Neural nets trained to do object recognition extract non-local shape information
It is uncertain how explicitly deep convolutional neural networks (DCNNs) represent shape. We used animal silhouettes as well as matched controls generated by two distinct generative models of shape. The first model generates silhouettes that are matched for local curvature statistics while the second model generates sparse shape components that contain many of the global symmetries seen in animal shapes. We found that for two DCNNs pretrained for object recognition represent non-local shape information, this information becomes more explicit deeper in the network, and this information goes beyond simple global geometric regularities.
Do neural nets also learn perceptual grouping when learning object recognition?
Finding a left-tilted line among right-tilted becomes easier with an “L” added to each item, transforming the task into one of finding a triangle among arrows. This configural superiority effect occurs for a wide array of stimuli, and is thought to result from vision utilizing “emergent” features (EFs), such as closure, in the composite case. A more computational interpretation can be couched in idea of a visual processing hierarchy, in which higher level representations support complex tasks at the expense of other, possibly less ecologically relevant tasks. Detecting the oddball might be inherently easier in the composite condition given the representation at some level of the hierarchy. We found that a convolutional neural net seems to compute two of the five EFs we tested.

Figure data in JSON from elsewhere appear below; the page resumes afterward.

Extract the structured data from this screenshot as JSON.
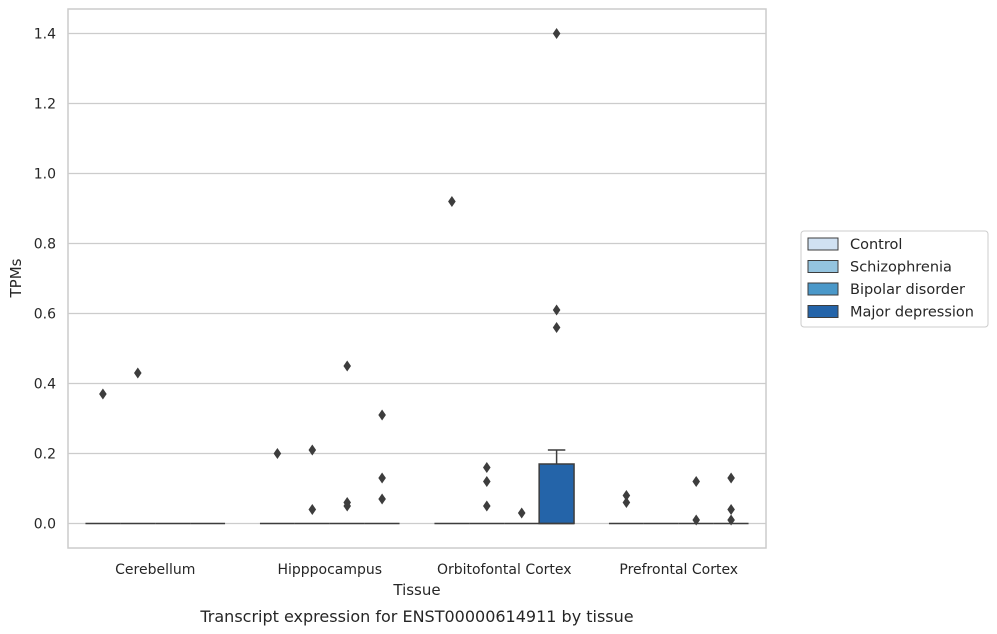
{
  "caption": "Transcript expression for ENST00000614911 by tissue",
  "chart_data": {
    "type": "box",
    "xlabel": "Tissue",
    "ylabel": "TPMs",
    "ylim": [
      -0.07,
      1.47
    ],
    "yticks": [
      "0.0",
      "0.2",
      "0.4",
      "0.6",
      "0.8",
      "1.0",
      "1.2",
      "1.4"
    ],
    "ytick_values": [
      0.0,
      0.2,
      0.4,
      0.6,
      0.8,
      1.0,
      1.2,
      1.4
    ],
    "grid": "horizontal",
    "legend_position": "right",
    "categories": [
      "Cerebellum",
      "Hipppocampus",
      "Orbitofontal Cortex",
      "Prefrontal Cortex"
    ],
    "series": [
      {
        "name": "Control",
        "color": "#d0e1f2",
        "boxes": [
          {
            "q1": 0,
            "median": 0,
            "q3": 0,
            "whisker_high": 0,
            "outliers": [
              0.37
            ]
          },
          {
            "q1": 0,
            "median": 0,
            "q3": 0,
            "whisker_high": 0,
            "outliers": [
              0.2
            ]
          },
          {
            "q1": 0,
            "median": 0,
            "q3": 0,
            "whisker_high": 0,
            "outliers": [
              0.92
            ]
          },
          {
            "q1": 0,
            "median": 0,
            "q3": 0,
            "whisker_high": 0,
            "outliers": [
              0.08,
              0.06
            ]
          }
        ]
      },
      {
        "name": "Schizophrenia",
        "color": "#94c4df",
        "boxes": [
          {
            "q1": 0,
            "median": 0,
            "q3": 0,
            "whisker_high": 0,
            "outliers": [
              0.43
            ]
          },
          {
            "q1": 0,
            "median": 0,
            "q3": 0,
            "whisker_high": 0,
            "outliers": [
              0.21,
              0.04
            ]
          },
          {
            "q1": 0,
            "median": 0,
            "q3": 0,
            "whisker_high": 0,
            "outliers": [
              0.16,
              0.12,
              0.05
            ]
          },
          {
            "q1": 0,
            "median": 0,
            "q3": 0,
            "whisker_high": 0,
            "outliers": []
          }
        ]
      },
      {
        "name": "Bipolar disorder",
        "color": "#4a98c9",
        "boxes": [
          {
            "q1": 0,
            "median": 0,
            "q3": 0,
            "whisker_high": 0,
            "outliers": []
          },
          {
            "q1": 0,
            "median": 0,
            "q3": 0,
            "whisker_high": 0,
            "outliers": [
              0.45,
              0.06,
              0.05
            ]
          },
          {
            "q1": 0,
            "median": 0,
            "q3": 0,
            "whisker_high": 0,
            "outliers": [
              0.03
            ]
          },
          {
            "q1": 0,
            "median": 0,
            "q3": 0,
            "whisker_high": 0,
            "outliers": [
              0.12,
              0.01
            ]
          }
        ]
      },
      {
        "name": "Major depression",
        "color": "#2464a9",
        "boxes": [
          {
            "q1": 0,
            "median": 0,
            "q3": 0,
            "whisker_high": 0,
            "outliers": []
          },
          {
            "q1": 0,
            "median": 0,
            "q3": 0,
            "whisker_high": 0,
            "outliers": [
              0.31,
              0.13,
              0.07
            ]
          },
          {
            "q1": 0,
            "median": 0,
            "q3": 0.17,
            "whisker_high": 0.21,
            "outliers": [
              1.4,
              0.61,
              0.56
            ]
          },
          {
            "q1": 0,
            "median": 0,
            "q3": 0,
            "whisker_high": 0,
            "outliers": [
              0.13,
              0.04,
              0.01
            ]
          }
        ]
      }
    ]
  }
}
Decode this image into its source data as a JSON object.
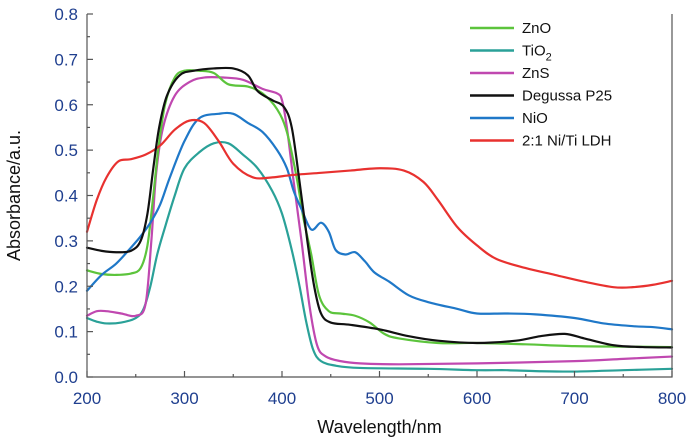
{
  "chart_data": {
    "type": "line",
    "title": "",
    "xlabel": "Wavelength/nm",
    "ylabel": "Absorbance/a.u.",
    "xlim": [
      200,
      800
    ],
    "ylim": [
      0.0,
      0.8
    ],
    "x_ticks": [
      "200",
      "300",
      "400",
      "500",
      "600",
      "700",
      "800"
    ],
    "y_ticks": [
      "0.0",
      "0.1",
      "0.2",
      "0.3",
      "0.4",
      "0.5",
      "0.6",
      "0.7",
      "0.8"
    ],
    "grid": false,
    "legend_position": "top-right",
    "series": [
      {
        "name": "ZnO",
        "name_main": "ZnO",
        "name_sub": "",
        "color": "#5cc43c",
        "points": [
          [
            200,
            0.235
          ],
          [
            215,
            0.227
          ],
          [
            230,
            0.225
          ],
          [
            245,
            0.228
          ],
          [
            255,
            0.24
          ],
          [
            262,
            0.29
          ],
          [
            268,
            0.4
          ],
          [
            273,
            0.5
          ],
          [
            280,
            0.6
          ],
          [
            290,
            0.66
          ],
          [
            300,
            0.675
          ],
          [
            315,
            0.675
          ],
          [
            330,
            0.67
          ],
          [
            345,
            0.645
          ],
          [
            365,
            0.64
          ],
          [
            380,
            0.625
          ],
          [
            395,
            0.59
          ],
          [
            405,
            0.54
          ],
          [
            415,
            0.44
          ],
          [
            422,
            0.35
          ],
          [
            430,
            0.27
          ],
          [
            438,
            0.18
          ],
          [
            448,
            0.145
          ],
          [
            460,
            0.14
          ],
          [
            475,
            0.135
          ],
          [
            490,
            0.12
          ],
          [
            505,
            0.095
          ],
          [
            520,
            0.085
          ],
          [
            560,
            0.075
          ],
          [
            600,
            0.075
          ],
          [
            650,
            0.072
          ],
          [
            700,
            0.068
          ],
          [
            750,
            0.067
          ],
          [
            800,
            0.066
          ]
        ]
      },
      {
        "name": "TiO2",
        "name_main": "TiO",
        "name_sub": "2",
        "color": "#2aa198",
        "points": [
          [
            200,
            0.13
          ],
          [
            210,
            0.122
          ],
          [
            220,
            0.118
          ],
          [
            235,
            0.12
          ],
          [
            250,
            0.13
          ],
          [
            258,
            0.15
          ],
          [
            265,
            0.2
          ],
          [
            272,
            0.27
          ],
          [
            280,
            0.33
          ],
          [
            290,
            0.4
          ],
          [
            300,
            0.46
          ],
          [
            315,
            0.495
          ],
          [
            330,
            0.515
          ],
          [
            345,
            0.515
          ],
          [
            360,
            0.49
          ],
          [
            375,
            0.46
          ],
          [
            390,
            0.41
          ],
          [
            400,
            0.36
          ],
          [
            410,
            0.28
          ],
          [
            418,
            0.2
          ],
          [
            425,
            0.12
          ],
          [
            432,
            0.06
          ],
          [
            440,
            0.035
          ],
          [
            455,
            0.025
          ],
          [
            480,
            0.02
          ],
          [
            550,
            0.018
          ],
          [
            600,
            0.015
          ],
          [
            630,
            0.015
          ],
          [
            660,
            0.013
          ],
          [
            700,
            0.012
          ],
          [
            750,
            0.015
          ],
          [
            800,
            0.018
          ]
        ]
      },
      {
        "name": "ZnS",
        "name_main": "ZnS",
        "name_sub": "",
        "color": "#c048b0",
        "points": [
          [
            200,
            0.135
          ],
          [
            210,
            0.145
          ],
          [
            220,
            0.145
          ],
          [
            235,
            0.14
          ],
          [
            250,
            0.135
          ],
          [
            260,
            0.16
          ],
          [
            266,
            0.3
          ],
          [
            271,
            0.45
          ],
          [
            278,
            0.55
          ],
          [
            290,
            0.62
          ],
          [
            305,
            0.65
          ],
          [
            320,
            0.66
          ],
          [
            340,
            0.66
          ],
          [
            360,
            0.655
          ],
          [
            380,
            0.635
          ],
          [
            395,
            0.625
          ],
          [
            400,
            0.61
          ],
          [
            405,
            0.55
          ],
          [
            412,
            0.43
          ],
          [
            420,
            0.3
          ],
          [
            428,
            0.16
          ],
          [
            436,
            0.07
          ],
          [
            445,
            0.045
          ],
          [
            460,
            0.035
          ],
          [
            480,
            0.03
          ],
          [
            520,
            0.028
          ],
          [
            600,
            0.03
          ],
          [
            700,
            0.035
          ],
          [
            750,
            0.04
          ],
          [
            800,
            0.045
          ]
        ]
      },
      {
        "name": "Degussa P25",
        "name_main": "Degussa P25",
        "name_sub": "",
        "color": "#111111",
        "points": [
          [
            200,
            0.285
          ],
          [
            215,
            0.278
          ],
          [
            230,
            0.275
          ],
          [
            245,
            0.278
          ],
          [
            255,
            0.3
          ],
          [
            262,
            0.36
          ],
          [
            268,
            0.46
          ],
          [
            274,
            0.55
          ],
          [
            282,
            0.62
          ],
          [
            295,
            0.665
          ],
          [
            310,
            0.675
          ],
          [
            330,
            0.68
          ],
          [
            350,
            0.68
          ],
          [
            365,
            0.665
          ],
          [
            375,
            0.63
          ],
          [
            390,
            0.61
          ],
          [
            402,
            0.595
          ],
          [
            410,
            0.55
          ],
          [
            418,
            0.43
          ],
          [
            426,
            0.3
          ],
          [
            433,
            0.2
          ],
          [
            440,
            0.14
          ],
          [
            450,
            0.12
          ],
          [
            470,
            0.115
          ],
          [
            500,
            0.105
          ],
          [
            530,
            0.09
          ],
          [
            560,
            0.08
          ],
          [
            600,
            0.075
          ],
          [
            640,
            0.08
          ],
          [
            665,
            0.09
          ],
          [
            690,
            0.095
          ],
          [
            710,
            0.085
          ],
          [
            740,
            0.07
          ],
          [
            770,
            0.066
          ],
          [
            800,
            0.065
          ]
        ]
      },
      {
        "name": "NiO",
        "name_main": "NiO",
        "name_sub": "",
        "color": "#1f78c8",
        "points": [
          [
            200,
            0.19
          ],
          [
            215,
            0.225
          ],
          [
            230,
            0.25
          ],
          [
            245,
            0.285
          ],
          [
            255,
            0.31
          ],
          [
            265,
            0.34
          ],
          [
            275,
            0.38
          ],
          [
            285,
            0.44
          ],
          [
            300,
            0.52
          ],
          [
            315,
            0.57
          ],
          [
            335,
            0.58
          ],
          [
            350,
            0.58
          ],
          [
            365,
            0.56
          ],
          [
            380,
            0.54
          ],
          [
            395,
            0.5
          ],
          [
            405,
            0.46
          ],
          [
            412,
            0.41
          ],
          [
            420,
            0.37
          ],
          [
            430,
            0.325
          ],
          [
            440,
            0.34
          ],
          [
            448,
            0.32
          ],
          [
            455,
            0.28
          ],
          [
            465,
            0.27
          ],
          [
            475,
            0.275
          ],
          [
            485,
            0.255
          ],
          [
            495,
            0.23
          ],
          [
            510,
            0.21
          ],
          [
            530,
            0.18
          ],
          [
            550,
            0.165
          ],
          [
            580,
            0.15
          ],
          [
            600,
            0.14
          ],
          [
            630,
            0.14
          ],
          [
            660,
            0.138
          ],
          [
            700,
            0.13
          ],
          [
            730,
            0.118
          ],
          [
            760,
            0.112
          ],
          [
            780,
            0.11
          ],
          [
            800,
            0.105
          ]
        ]
      },
      {
        "name": "2:1 Ni/Ti LDH",
        "name_main": "2:1 Ni/Ti LDH",
        "name_sub": "",
        "color": "#e8312f",
        "points": [
          [
            200,
            0.32
          ],
          [
            210,
            0.39
          ],
          [
            220,
            0.44
          ],
          [
            232,
            0.475
          ],
          [
            245,
            0.48
          ],
          [
            260,
            0.49
          ],
          [
            275,
            0.51
          ],
          [
            290,
            0.545
          ],
          [
            305,
            0.565
          ],
          [
            320,
            0.56
          ],
          [
            335,
            0.52
          ],
          [
            350,
            0.47
          ],
          [
            370,
            0.44
          ],
          [
            390,
            0.44
          ],
          [
            410,
            0.445
          ],
          [
            440,
            0.45
          ],
          [
            470,
            0.455
          ],
          [
            500,
            0.46
          ],
          [
            525,
            0.455
          ],
          [
            545,
            0.43
          ],
          [
            560,
            0.39
          ],
          [
            580,
            0.33
          ],
          [
            600,
            0.29
          ],
          [
            620,
            0.26
          ],
          [
            650,
            0.24
          ],
          [
            680,
            0.225
          ],
          [
            710,
            0.21
          ],
          [
            740,
            0.198
          ],
          [
            760,
            0.198
          ],
          [
            780,
            0.203
          ],
          [
            800,
            0.212
          ]
        ]
      }
    ]
  }
}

This suggests that some EFs are better represented by highest layers of the network than their base features, but it is not the complete story.
Implications of Peripheral Vision for Design
The limitations of peripheral vision place a bound on what can be done with a visual scene; there exists much work in the vision literature with artificial, psychophysics-style stimuli to better understand these limitations. Researchers in human vision, however, have rarely extended this work to more intricate and practical artificial stimuli, including designs and user interfaces. The goal of this research is to bridge this gap and study how perception works for web pages when viewed in a short time period, where most of the page is viewed peripherally. We find that observers are adept at categorizing web pages based on their purpose, their layout, and their content, despite only having a single glance at it. Interestingly, readable text plays a small but significant role in this ability.
Peripheral Material Perception
Humans can rapidly detect and identify materials, such as a hardwood floor or a smooth leather jacket, in a visual scene. Prior research shows that visual texture plays an important role in how humans identify materials. Interestingly, recent models of peripheral vision suggest a texture-like encoding. This might mean that textures are well represented by peripheral vision, and therefore a natural question to ask is how well materials are perceived in the periphery, and whether that peripheral vision model can predict this performance. We found small but significant correlation between the peripheral and synthesized conditions. This provides evidence that the model can predict peripheral vision, including material perception.
Segregation and integration in sound textures
I'm interested in how natural sounds are represented by the auditory system. Sound information is often ambiguous, and must be integrated over time and frequency to yield a reliable interpretation. However, if information originates from multiple sources, it must be separated rather than integrated in order for the sources to be accurately estimated. Sound textures present one example of this tension – textures consist of multiple events whose collective properties can be summarized with statistics, be they those of a rainstorm or a swarm of insects. Yet textures are also typically the background to other sound sources, as when a bird is audible over a babbling brook. My work aims to understand how and when the auditory system integrates and segregates sounds, for example averaging across the sound energy belonging to the brook while segregating the energy of the bird call.
Crowding and peripheral vision
Visual crowding is a well-documented phenomenon in which objects viewed peripherally tend to get jumbled together and confused. Using a single "visual texture" model of peripheral vision, we are able to reproduce seemingly disparate crowding results from different studies. Considering peripheral vision as perception of image statistics has strong implications for how we understand the human visual system and design practical interfaces.
Visual working memory
Working memory is a fundamental aspect of human cognition. It allows us to remember bits of information over short periods of time and make split-second decisions about what to do next. Past work focused on modeling precisely the limitations of working memory. Specifically, we showed that performance in a change detection task is much better described as inference upon a noisy internal representation, where both the value and quality of the representation fluctuate continuously from item-to-item and trial to trial.